The antagonistic activity of LABs identified in the present study can be due to several compounds such as hydrogen peroxide, fatty acids, organic acids, ethanol, antibiotics, and bacteriocin-like inhibitory substances (BLIS) (Madigan et al., 2018). The antimicrobial activity of cell-free supernatant (CFS) from six LAB was observed after pH neutralization which indicated that these LAB strains produced other antimicrobial compounds besides the organic acids such as BLIS (Amin et al., 2016). Bacteriocins are ribosomal-synthesized antimicrobial peptides (Sahoo et al., 2016). Enterocin is commonly bacteriocin produced by Enterococcus, lacticin, and nisin by Lactococcus, and plantaricin by Lactobacillus (Sahoo et al., 2016; Hernández-González et al., 2021). Another antimicrobial peptide from the genus Weissella was Weissellicin and Weisselin (Fusco et al., 2015).

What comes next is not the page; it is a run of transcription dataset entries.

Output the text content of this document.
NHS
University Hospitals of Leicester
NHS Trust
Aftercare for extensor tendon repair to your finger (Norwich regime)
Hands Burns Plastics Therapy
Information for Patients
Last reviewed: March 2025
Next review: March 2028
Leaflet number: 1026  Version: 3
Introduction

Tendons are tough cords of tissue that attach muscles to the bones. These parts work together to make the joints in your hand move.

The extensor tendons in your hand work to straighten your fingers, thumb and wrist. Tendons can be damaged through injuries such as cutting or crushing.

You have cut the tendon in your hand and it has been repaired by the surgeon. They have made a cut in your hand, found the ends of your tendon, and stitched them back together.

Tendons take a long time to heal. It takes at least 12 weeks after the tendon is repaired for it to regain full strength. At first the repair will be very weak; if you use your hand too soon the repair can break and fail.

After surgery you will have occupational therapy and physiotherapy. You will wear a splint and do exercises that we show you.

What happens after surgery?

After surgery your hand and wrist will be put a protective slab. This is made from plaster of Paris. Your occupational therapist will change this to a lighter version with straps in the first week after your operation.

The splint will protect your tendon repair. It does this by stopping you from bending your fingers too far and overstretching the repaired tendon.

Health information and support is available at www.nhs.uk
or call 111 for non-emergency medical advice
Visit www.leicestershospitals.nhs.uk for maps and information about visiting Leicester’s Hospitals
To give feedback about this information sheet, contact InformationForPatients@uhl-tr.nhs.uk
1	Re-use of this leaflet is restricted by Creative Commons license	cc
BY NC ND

However, further studies are still required to identify bacteriocin-like inhibitory substances produced by each isolated LAB.
In conclusion, the present study isolated three lactic acid bacteria (L. lactis, E. hirae and W. confusa) and showed potential characteristics for probiotic candidates: antagonistic to-Edwardsiella ictaluri, able to tolerate harsh environmental conditions of the stomach and intestinal conditions, good adhesion capacity to intestinal mucus, susceptible to antibiotics, and safe for catfish. However, these study was based solely on in vivo studies; therefore in vivo trials on how these LABs might protect catfish from enteric septicaemia of catfish disease should be further investigated.